Film maker and activist, Angad Bhalla shines a light on the criminal “injustice” system through a powerful interaction piece which tells the story of political prisoner and Black Panther, Herman Wallace’s 42 years spent in solitary confinement.
About the speaker
Angad Singh Bhalla uses film to call attention to voices we rarely hear. His short films told the stories of Indian communities left behind by so-called development. U.A.I.L Go Back became a widely used organizing tool that helped pressure Alcan into ending its involvement in a controversial mining project while Writings on the Wall was broadcast internationally by Al-Jazeera English. Passionate about using media as a means of fostering political change, Angad co-founded the production co-operative Time of Day Media.
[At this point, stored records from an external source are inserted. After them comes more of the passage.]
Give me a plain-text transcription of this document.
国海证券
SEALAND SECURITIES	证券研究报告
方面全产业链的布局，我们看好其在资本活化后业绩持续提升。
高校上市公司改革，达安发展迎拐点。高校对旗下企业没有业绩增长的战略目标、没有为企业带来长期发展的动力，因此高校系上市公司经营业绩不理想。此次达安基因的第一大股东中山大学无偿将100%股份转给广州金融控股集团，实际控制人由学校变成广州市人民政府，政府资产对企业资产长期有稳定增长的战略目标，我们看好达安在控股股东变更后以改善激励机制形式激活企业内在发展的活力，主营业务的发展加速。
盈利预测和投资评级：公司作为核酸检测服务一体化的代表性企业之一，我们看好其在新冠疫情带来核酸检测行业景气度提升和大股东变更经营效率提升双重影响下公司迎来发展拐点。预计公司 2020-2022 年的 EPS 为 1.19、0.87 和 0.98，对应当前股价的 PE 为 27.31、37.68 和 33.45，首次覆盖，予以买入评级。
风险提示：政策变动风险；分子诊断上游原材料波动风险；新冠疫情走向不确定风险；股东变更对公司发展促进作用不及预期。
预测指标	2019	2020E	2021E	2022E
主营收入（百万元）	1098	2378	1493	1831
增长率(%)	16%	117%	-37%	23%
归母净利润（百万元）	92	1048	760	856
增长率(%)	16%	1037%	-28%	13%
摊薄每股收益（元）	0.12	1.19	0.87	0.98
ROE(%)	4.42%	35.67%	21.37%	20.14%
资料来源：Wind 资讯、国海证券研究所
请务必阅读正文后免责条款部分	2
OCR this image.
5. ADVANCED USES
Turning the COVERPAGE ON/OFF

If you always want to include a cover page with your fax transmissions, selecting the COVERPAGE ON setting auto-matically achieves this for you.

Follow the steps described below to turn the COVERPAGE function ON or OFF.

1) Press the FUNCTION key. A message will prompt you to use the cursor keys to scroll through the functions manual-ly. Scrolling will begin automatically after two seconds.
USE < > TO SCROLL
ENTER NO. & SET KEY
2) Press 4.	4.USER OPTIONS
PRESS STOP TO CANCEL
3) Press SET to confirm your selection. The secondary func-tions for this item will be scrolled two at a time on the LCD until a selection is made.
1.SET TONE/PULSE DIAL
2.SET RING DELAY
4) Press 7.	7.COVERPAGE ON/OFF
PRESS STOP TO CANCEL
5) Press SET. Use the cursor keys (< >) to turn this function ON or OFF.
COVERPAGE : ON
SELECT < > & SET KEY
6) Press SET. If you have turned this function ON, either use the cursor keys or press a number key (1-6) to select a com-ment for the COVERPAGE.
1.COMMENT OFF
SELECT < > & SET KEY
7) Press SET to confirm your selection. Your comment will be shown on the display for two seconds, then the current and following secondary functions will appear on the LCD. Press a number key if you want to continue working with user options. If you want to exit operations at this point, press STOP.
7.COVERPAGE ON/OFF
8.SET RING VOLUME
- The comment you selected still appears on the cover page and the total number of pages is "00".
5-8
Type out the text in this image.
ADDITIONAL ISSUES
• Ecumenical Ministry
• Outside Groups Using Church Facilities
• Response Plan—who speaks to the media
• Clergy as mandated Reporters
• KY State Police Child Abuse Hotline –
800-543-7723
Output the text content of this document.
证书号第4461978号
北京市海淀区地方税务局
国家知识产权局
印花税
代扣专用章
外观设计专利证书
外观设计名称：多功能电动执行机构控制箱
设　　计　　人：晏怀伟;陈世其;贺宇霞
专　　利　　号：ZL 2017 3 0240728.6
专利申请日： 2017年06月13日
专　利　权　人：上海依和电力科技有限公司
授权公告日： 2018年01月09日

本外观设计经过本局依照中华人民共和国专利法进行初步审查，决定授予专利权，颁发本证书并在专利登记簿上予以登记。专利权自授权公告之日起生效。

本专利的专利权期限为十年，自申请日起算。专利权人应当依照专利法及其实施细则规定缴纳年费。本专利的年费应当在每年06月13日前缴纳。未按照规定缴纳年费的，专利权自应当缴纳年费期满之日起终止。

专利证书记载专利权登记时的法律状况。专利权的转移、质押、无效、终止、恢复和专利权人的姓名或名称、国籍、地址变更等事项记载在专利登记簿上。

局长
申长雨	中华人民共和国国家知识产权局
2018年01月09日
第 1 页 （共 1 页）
While working as a community organizer for immigrant rights, he produced videos for groups including the Service Employees International Union, Working America and the Center for Constitutional Rights.
His debut feature documentary, Herman’s House, screened at more than 40 festivals, was distributed theatrically in the US and Canada and received an Emmy award following its 2013 PBS broadcast. His first foray into interactive storytelling, The Deeper They Bury Me: A Call from Herman Wallace, has been presented at the New York Film Festival and IDFA. A production of the National Film Board of Canada, it was named one 2015’s 12 most creative examples of digitally enabled storytelling by the Columbia Digital Storytelling Lab.